Sanayi, meslek ve akademide köklerimizden gelen ışık: Ahilik

Her sene çeşitli etkinliklerle kutladığımız, andığımız Ahilik Kültürü Haftası’nın ana unsuru olan Ahilik öğretisi, 13.yy’dan bugüne ışık tutan kadim bir Anadolu kültür mirasıdır. Hacı Bektaş Veli’nin fikirleri doğrultusunda, Ahi Evran’ın temellerini attığı Ahilik yapılanması, Anadolu’nun ve yakın coğrafyanın ticari ve sosyal yapılanmasında çok önemli bir rol üstlenmiştir.
Sanayi, meslek ve akademide köklerimizden gelen ışık: Ahilik Sanayi, meslek ve akademide köklerimizden gelen ışık: Ahilik

Kemal Süme

Süme Endüstri Kurucusu ve Yöneticisi

Günümüze kullanılan, ‘ürün ve hizmet kalitesi, müşteri memnuniyeti, insan kaynakları, girişimcilik, oryantasyon’ gibi kavramların ahilik yapılanmasında karşılığı olduğu mutlaktır. Tüm bu kavramlar ‘ahlak’ ile şekillendirilerek uygulanagelmiştir. Ahlak, ahilik yapısının en önemli unsurudur. Ahilik yapılanmasında usta, kalfa ve çırak hiyerarşisi sınırları belirgin şekilde değerlendirilebilir. Çırağın kalfalığa ve ustalığa geçişi çok net ve ahilik yapılanmasında gördüğü kabullere göre gerçekleşir. Rivayet edilir ki, bir çırağın yaptığı işte en az bin bir gün çalışması ve sonrasında kalfalığa -o teşkilatın önde gelenlerinin icazetiyle- terfi etmesi mümkün kılınmıştır. Kalfalıktan ustalığa geçişte de yine rüştü ispat zaruridir. Bugün, girişimcilikten konuşurken, üzerinde durmaktan ısrarla kaçındığımız ana unsurun, ‘o işte pişmek’ olduğunu ısrarla göz ardı ediyoruz. Günümüzde ‘ölü doğan’ şirketlerin en büyük nedeni, işte bu yaklaşım farkıdır.

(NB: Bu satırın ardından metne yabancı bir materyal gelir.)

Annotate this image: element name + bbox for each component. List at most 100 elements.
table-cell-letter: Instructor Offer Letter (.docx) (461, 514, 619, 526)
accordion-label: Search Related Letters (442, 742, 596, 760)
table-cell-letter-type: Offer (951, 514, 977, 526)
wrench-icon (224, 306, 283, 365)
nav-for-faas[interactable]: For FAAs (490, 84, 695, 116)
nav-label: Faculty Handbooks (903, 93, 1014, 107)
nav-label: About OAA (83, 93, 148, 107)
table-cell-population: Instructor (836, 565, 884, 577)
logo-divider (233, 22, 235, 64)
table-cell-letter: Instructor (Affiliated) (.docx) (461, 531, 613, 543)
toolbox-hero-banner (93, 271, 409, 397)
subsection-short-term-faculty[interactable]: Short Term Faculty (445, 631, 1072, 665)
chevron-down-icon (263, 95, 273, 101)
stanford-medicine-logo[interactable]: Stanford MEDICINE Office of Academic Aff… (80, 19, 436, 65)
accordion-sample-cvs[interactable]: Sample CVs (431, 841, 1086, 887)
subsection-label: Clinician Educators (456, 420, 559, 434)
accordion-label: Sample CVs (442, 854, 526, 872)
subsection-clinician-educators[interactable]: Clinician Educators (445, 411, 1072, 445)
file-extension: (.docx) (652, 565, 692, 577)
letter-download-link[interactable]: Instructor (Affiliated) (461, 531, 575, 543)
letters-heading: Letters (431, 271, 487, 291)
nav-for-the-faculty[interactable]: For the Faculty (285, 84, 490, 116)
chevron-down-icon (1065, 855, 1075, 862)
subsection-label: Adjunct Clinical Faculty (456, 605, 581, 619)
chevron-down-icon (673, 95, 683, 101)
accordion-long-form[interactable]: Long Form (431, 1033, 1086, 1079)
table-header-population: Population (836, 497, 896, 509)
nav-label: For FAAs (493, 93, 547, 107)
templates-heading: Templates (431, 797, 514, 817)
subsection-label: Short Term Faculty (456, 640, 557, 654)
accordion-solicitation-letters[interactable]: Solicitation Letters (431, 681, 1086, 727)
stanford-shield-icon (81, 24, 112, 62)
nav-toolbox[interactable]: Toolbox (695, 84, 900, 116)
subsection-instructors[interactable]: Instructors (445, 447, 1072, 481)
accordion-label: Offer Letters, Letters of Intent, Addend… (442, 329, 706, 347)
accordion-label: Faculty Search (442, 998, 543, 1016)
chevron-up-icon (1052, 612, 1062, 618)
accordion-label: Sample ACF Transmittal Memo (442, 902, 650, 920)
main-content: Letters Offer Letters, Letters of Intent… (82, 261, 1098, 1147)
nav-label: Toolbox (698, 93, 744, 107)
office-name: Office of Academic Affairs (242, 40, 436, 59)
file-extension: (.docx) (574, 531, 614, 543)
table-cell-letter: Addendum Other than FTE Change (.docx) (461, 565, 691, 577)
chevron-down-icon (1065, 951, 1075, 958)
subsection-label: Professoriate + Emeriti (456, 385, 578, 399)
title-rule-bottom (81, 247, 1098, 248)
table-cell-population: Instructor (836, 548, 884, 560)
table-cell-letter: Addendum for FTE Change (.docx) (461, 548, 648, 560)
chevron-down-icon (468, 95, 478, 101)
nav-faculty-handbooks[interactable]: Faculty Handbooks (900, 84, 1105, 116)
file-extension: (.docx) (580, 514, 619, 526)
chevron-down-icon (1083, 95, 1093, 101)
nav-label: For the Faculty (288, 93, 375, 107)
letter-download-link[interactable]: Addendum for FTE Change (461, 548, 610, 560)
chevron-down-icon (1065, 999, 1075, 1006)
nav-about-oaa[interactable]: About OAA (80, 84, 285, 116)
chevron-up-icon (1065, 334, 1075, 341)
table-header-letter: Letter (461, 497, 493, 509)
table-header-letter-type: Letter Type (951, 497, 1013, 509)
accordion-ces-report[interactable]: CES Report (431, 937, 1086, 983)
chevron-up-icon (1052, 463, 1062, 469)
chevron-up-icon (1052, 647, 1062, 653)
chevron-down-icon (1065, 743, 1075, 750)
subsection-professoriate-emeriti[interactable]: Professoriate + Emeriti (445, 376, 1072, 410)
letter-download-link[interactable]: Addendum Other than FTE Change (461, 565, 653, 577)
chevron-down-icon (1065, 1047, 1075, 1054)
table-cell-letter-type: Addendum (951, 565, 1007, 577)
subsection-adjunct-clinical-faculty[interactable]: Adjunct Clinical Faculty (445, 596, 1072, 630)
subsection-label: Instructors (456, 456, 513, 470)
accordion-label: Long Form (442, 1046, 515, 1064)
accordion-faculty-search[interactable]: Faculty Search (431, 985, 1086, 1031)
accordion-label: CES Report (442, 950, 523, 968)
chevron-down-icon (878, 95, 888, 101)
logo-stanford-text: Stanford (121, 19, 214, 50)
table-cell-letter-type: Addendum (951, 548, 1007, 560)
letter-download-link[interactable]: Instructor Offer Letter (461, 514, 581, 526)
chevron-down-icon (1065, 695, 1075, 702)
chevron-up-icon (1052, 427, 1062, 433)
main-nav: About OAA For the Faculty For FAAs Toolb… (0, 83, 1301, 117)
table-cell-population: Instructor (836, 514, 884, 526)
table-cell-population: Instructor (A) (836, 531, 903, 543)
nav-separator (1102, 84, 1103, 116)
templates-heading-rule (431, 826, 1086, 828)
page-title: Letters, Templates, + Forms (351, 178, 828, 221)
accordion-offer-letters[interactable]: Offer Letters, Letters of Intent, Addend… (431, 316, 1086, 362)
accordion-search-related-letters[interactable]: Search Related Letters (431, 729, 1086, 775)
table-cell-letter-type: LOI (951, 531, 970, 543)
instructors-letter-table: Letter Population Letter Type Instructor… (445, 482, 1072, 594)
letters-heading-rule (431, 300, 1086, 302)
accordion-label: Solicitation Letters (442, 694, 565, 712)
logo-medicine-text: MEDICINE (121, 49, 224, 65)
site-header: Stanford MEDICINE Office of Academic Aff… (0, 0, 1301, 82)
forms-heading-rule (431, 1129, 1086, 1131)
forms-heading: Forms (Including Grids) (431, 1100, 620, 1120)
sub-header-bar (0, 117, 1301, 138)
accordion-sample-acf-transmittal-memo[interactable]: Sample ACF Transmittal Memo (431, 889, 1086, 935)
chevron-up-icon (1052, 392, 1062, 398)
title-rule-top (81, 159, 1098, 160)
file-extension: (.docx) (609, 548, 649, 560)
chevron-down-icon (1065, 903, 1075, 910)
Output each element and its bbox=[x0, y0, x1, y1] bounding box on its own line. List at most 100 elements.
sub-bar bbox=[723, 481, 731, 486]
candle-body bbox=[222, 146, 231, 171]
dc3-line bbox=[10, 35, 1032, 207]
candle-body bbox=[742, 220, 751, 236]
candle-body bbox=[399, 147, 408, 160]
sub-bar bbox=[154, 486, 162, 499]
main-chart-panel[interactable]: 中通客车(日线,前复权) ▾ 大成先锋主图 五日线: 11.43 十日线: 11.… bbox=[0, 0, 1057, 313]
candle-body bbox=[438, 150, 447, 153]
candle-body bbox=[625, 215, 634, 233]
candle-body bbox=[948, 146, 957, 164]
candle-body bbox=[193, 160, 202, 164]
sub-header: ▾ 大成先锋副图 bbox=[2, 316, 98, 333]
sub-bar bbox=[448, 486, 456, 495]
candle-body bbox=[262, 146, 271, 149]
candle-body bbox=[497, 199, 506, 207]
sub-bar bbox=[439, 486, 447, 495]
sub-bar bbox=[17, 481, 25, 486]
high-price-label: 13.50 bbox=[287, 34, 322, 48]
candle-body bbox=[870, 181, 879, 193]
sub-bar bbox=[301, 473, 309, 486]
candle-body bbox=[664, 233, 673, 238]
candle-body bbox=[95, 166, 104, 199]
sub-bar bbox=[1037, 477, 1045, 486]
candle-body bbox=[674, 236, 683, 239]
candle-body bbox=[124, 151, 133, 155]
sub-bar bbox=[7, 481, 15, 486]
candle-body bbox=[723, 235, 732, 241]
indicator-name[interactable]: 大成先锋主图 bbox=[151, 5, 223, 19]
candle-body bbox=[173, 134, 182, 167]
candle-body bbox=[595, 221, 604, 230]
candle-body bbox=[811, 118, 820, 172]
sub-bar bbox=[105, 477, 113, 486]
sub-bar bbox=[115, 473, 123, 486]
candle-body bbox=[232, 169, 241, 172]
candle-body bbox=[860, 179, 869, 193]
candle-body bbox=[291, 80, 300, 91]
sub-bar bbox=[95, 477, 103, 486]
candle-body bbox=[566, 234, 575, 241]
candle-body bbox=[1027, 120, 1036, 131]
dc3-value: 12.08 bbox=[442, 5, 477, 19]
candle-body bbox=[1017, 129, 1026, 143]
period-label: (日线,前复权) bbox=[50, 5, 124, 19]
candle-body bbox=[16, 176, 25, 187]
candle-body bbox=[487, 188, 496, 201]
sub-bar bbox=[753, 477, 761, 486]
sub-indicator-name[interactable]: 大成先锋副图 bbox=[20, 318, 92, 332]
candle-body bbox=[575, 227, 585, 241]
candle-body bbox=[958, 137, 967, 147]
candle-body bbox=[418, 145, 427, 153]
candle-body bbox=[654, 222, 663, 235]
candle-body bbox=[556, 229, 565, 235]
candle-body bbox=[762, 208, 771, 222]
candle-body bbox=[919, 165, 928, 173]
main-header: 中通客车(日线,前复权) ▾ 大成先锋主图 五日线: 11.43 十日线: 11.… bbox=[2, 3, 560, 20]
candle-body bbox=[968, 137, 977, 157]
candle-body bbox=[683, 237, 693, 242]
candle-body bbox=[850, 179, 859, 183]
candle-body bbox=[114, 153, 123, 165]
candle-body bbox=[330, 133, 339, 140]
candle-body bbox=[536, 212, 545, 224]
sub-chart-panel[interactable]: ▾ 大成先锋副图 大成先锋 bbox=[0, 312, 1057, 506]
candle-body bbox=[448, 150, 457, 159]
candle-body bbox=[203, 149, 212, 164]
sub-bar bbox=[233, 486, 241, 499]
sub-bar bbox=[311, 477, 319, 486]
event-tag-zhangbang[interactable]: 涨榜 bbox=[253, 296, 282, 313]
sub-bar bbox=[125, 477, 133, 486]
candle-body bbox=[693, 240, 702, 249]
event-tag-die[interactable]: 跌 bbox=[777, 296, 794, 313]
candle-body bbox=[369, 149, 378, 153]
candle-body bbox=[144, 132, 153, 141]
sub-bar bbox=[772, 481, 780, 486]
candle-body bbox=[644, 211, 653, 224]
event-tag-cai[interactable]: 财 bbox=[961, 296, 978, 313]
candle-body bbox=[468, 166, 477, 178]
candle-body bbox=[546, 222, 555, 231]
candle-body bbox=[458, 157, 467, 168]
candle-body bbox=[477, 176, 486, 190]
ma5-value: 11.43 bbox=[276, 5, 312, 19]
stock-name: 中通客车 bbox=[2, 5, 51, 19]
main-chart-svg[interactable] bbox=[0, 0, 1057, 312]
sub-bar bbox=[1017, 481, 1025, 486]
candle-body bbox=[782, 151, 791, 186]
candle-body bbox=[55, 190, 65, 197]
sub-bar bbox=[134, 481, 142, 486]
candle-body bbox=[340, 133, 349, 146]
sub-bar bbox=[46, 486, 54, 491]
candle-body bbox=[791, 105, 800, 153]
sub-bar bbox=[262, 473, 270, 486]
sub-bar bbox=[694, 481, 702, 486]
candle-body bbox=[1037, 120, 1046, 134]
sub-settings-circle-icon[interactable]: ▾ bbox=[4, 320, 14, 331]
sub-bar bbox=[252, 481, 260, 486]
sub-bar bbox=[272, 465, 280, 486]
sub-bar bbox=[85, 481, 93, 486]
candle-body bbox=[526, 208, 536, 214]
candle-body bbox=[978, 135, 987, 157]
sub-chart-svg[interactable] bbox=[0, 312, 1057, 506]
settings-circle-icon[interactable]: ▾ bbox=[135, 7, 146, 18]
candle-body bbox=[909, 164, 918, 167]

Ahilik yapısı içinde, ahlak, ustalık ve zanaatın yanında yine bugünün ifadesiyle, ‘müşteri memnuniyeti’ de oldukça ön planda tutulmuştur. Bir ürün veya hizmetten memnun kalınmaması, dini inanca ve ahlaka bağlanarak ‘kul hakkı’ meselesi olarak değerlendirilmiştir. Ahilik yapısı içerisinde bir zanaatkarın, esnafın işinden memnun kalınmaması önemli bir şikayet konusu idi ve yapı içerisinde şikâyete konu olan her husus ince ince değerlendirilir ve tartışılırdı. Şikâyet konusu haklı bulunur ise buna sebep olan zanaatkar yahut esnaf, derhal cezalandırılır hatta ahilik yapısından uzaklaştırılırdı. O işe verilen bedel ise mutlak surette sahibine iade edilirdi. Yine rivayet edilir ki, bir ayakkabı ustasının yaptığı ayakkabıdan memnun olmayan bir kişinin şikayetiyle, para iadesi yapılır ve ustanın yaptığı ayakkabı ceza niyetiyle dama fırlatılır. Günümüzde ‘pabucu dama atılmak’ ifadesinin bu ritüele bağlandığı ifade edilir.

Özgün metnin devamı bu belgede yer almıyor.